Drago Cerchiari – Selected works
Nel ciclo Fences and trees la pittura dell’artista oscilla tra fauvismo ed espressionismo, le opere della serie Impronte e respiri nascono invece dalla collaborazione con il fotografo Mario Bobba.
Comunicato stampa
NOTA INTRODUTTIVA: Drago Cerchiari allo Chagall: alberi, impronte e respiri. Nella suggestiva cornice dell’Atelier Chagall, una piccola galleria incastonata in uno dei più caratteristici cortili della Milano dei Navigli, tra la Darsena e il Vicolo de Lavandai, vengono presentate una serie di opere selezionate di Drago Cerchiari. Si tratta di opere tratte da due cicli: “Fences and trees” e “Impronte e respiri”. Nel primo ciclo la pittura di Drago Cerchiari, che non indulge all’aneddoto descrittivo e poco concede a superflue divagazioni icastiche, si rivela una pittura inquieta, in continuo movimento, all’eterna ricerca di una cifra stilistica originale e originaria. E anche quando trova una chiave interpretativa feconda ed efficace, dalla quale scaturisce un intero, prolifico ciclo, come, ad esempio, i quadri di ‘Canada in fiamme’ o di ‘Alberi e steccati’, questa si declina in variazioni su tema sempre nuove e talvolta spiazzanti. La tensione in Cerchiari è duplice: da una parte una volontà di sintesi capace di cogliere l’essenza formale delle cose raffigurate (alberi, figure, nature morte, vedute di città); dall’altra l’istintiva ricerca di un gesto pittorico in grado di proiettare sulla tela l’ombra della propria anima, l’impronta della propria personalità. Nel ciclo dedicato ad ‘Alberi e steccati’ lo stile oscilla tra reminiscenze fauve e tentazioni chiariste, anche se costanti sono il ritmo sincopato e le vibrazioni tonali delle pennellate e l’uso del graffio verticale a spezzare le campiture di colore e a dare slancio dinamico alle composizioni. La luce è protagonista in questi lavori: da un canto una luce fredda, tenue, azzurrognola, che si sfalda e si sfarina nelle opere di ispirazione chiarista; dall’altro una luce calda rossastra, catturata e riflessa, espansa in ampie macchie di colore nei quadri di orientamento fauve.

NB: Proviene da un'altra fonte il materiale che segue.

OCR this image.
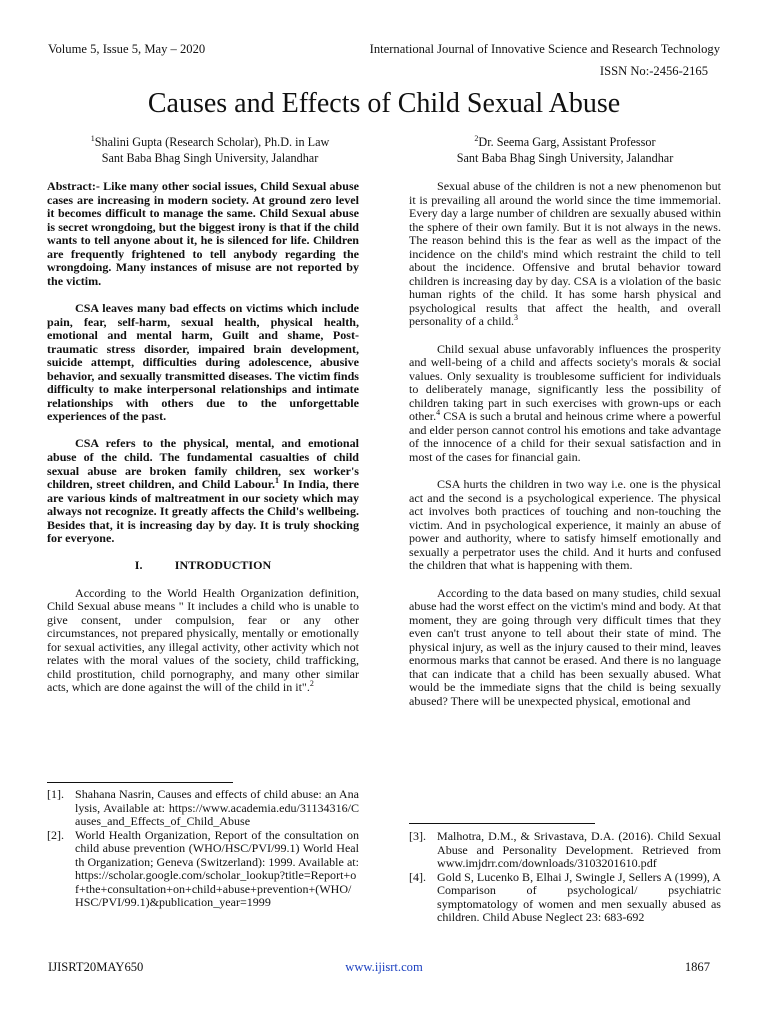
Volume 5, Issue 5, May – 2020	International Journal of Innovative Science and Research Technology
ISSN No:-2456-2165
Causes and Effects of Child Sexual Abuse
$^1$Shalini Gupta (Research Scholar), Ph.D. in Law
Sant Baba Bhag Singh University, Jalandhar
$^2$Dr. Seema Garg, Assistant Professor
Sant Baba Bhag Singh University, Jalandhar

Abstract:- Like many other social issues, Child Sexual abuse cases are increasing in modern society. At ground zero level it becomes difficult to manage the same. Child Sexual abuse is secret wrongdoing, but the biggest irony is that if the child wants to tell anyone about it, he is silenced for life. Children are frequently frightened to tell anybody regarding the wrongdoing. Many instances of misuse are not reported by the victim.

CSA leaves many bad effects on victims which include pain, fear, self-harm, sexual health, physical health, emotional and mental harm, Guilt and shame, Post-traumatic stress disorder, impaired brain development, suicide attempt, difficulties during adolescence, abusive behavior, and sexually transmitted diseases. The victim finds difficulty to make interpersonal relationships and intimate relationships with others due to the unforgettable experiences of the past.

CSA refers to the physical, mental, and emotional abuse of the child. The fundamental casualties of child sexual abuse are broken family children, sex worker's children, street children, and Child Labour.$^1$ In India, there are various kinds of maltreatment in our society which may always not recognize. It greatly affects the Child's wellbeing. Besides that, it is increasing day by day. It is truly shocking for everyone.

I.	INTRODUCTION

According to the World Health Organization definition, Child Sexual abuse means " It includes a child who is unable to give consent, under compulsion, fear or any other circumstances, not prepared physically, mentally or emotionally for sexual activities, any illegal activity, other activity which not relates with the moral values of the society, child trafficking, child prostitution, child pornography, and many other similar acts, which are done against the will of the child in it".$^2$

[1]. Shahana Nasrin, Causes and effects of child abuse: an Analysis, Available at: https://www.academia.edu/31134316/Causes_and_Effects_of_Child_Abuse
[2]. World Health Organization, Report of the consultation on child abuse prevention (WHO/HSC/PVI/99.1) World Health Organization; Geneva (Switzerland): 1999. Available at: https://scholar.google.com/scholar_lookup?title=Report+of+the+consultation+on+child+abuse+prevention+(WHO/HSC/PVI/99.1)&publication_year=1999

Sexual abuse of the children is not a new phenomenon but it is prevailing all around the world since the time immemorial. Every day a large number of children are sexually abused within the sphere of their own family. But it is not always in the news. The reason behind this is the fear as well as the impact of the incidence on the child's mind which restraint the child to tell about the incidence. Offensive and brutal behavior toward children is increasing day by day. CSA is a violation of the basic human rights of the child. It has some harsh physical and psychological results that affect the health, and overall personality of a child.$^3$

Child sexual abuse unfavorably influences the prosperity and well-being of a child and affects society's morals & social values. Only sexuality is troublesome sufficient for individuals to deliberately manage, significantly less the possibility of children taking part in such exercises with grown-ups or each other.$^4$ CSA is such a brutal and heinous crime where a powerful and elder person cannot control his emotions and take advantage of the innocence of a child for their sexual satisfaction and in most of the cases for financial gain.

CSA hurts the children in two way i.e. one is the physical act and the second is a psychological experience. The physical act involves both practices of touching and non-touching the victim. And in psychological experience, it mainly an abuse of power and authority, where to satisfy himself emotionally and sexually a perpetrator uses the child. And it hurts and confused the children that what is happening with them.

According to the data based on many studies, child sexual abuse had the worst effect on the victim's mind and body. At that moment, they are going through very difficult times that they even can't trust anyone to tell about their state of mind. The physical injury, as well as the injury caused to their mind, leaves enormous marks that cannot be erased. And there is no language that can indicate that a child has been sexually abused. What would be the immediate signs that the child is being sexually abused? There will be unexpected physical, emotional and

[3]. Malhotra, D.M., & Srivastava, D.A. (2016). Child Sexual Abuse and Personality Development. Retrieved from www.imjdrr.com/downloads/3103201610.pdf
[4]. Gold S, Lucenko B, Elhai J, Swingle J, Sellers A (1999), A Comparison of psychological/ psychiatric symptomatology of women and men sexually abused as children. Child Abuse Neglect 23: 683-692
IJISRT20MAY650	www.ijisrt.com	1867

Il respiro della natura si fa colore e segno e, al tempo stesso, in quel colore e in quel segno l’anima del Drago si infrange e si rifrange, come in un gioco di specchi. Nella produzione più recente, nata dalla collaborazione col fotografo Mario Bobba, Drago Cerchiari torna a riflettere sul rapporto tra rappresentazione fedele della realtà e interpretazione libera e poetica, utilizzando e confrontandosi con un nuovo mezzo: la fotografia. Senza rinunciare alla pittura ‘olio su tela’, egli rielabora grandi fotografie di mani che afferrano frutti o di paesaggi di luce mediterranea, giocando sul rapporto tra la massima definizione e messa a fuoco che consente il mezzo fotografico e le infinite possibilità evocative e ‘atmosferiche’ dello ‘sfumato’ pittorico, utilizzando al massimo le possibilità di diluizione della pittura ad olio. Le opere restano così in bilico tra una presenza prepotente e quasi tangibile delle immagini raffigurate e una loro languida evanescenza. Affiorano visioni che sono al tempo stesso concrete e evocative. E di tale voluta, perseguita, programmata ambiguità si nutrono tutte le opere recentissime. Si tratta di un percorso da poco intrapreso che già però mostra tutta la sua potenzialità espressiva. Ed è ancora la luce ad essere protagonista, una luce a tratti netta, precisa, tagliente, chirurgica, che batte sulle cose e ne definisce i contorni senza incertezze. A tratti è invece una luce soffusa, flebile, morbida, che sfuma i contorni e lascia spazio all’immaginazione. La luce del Drago è nebbia e spada.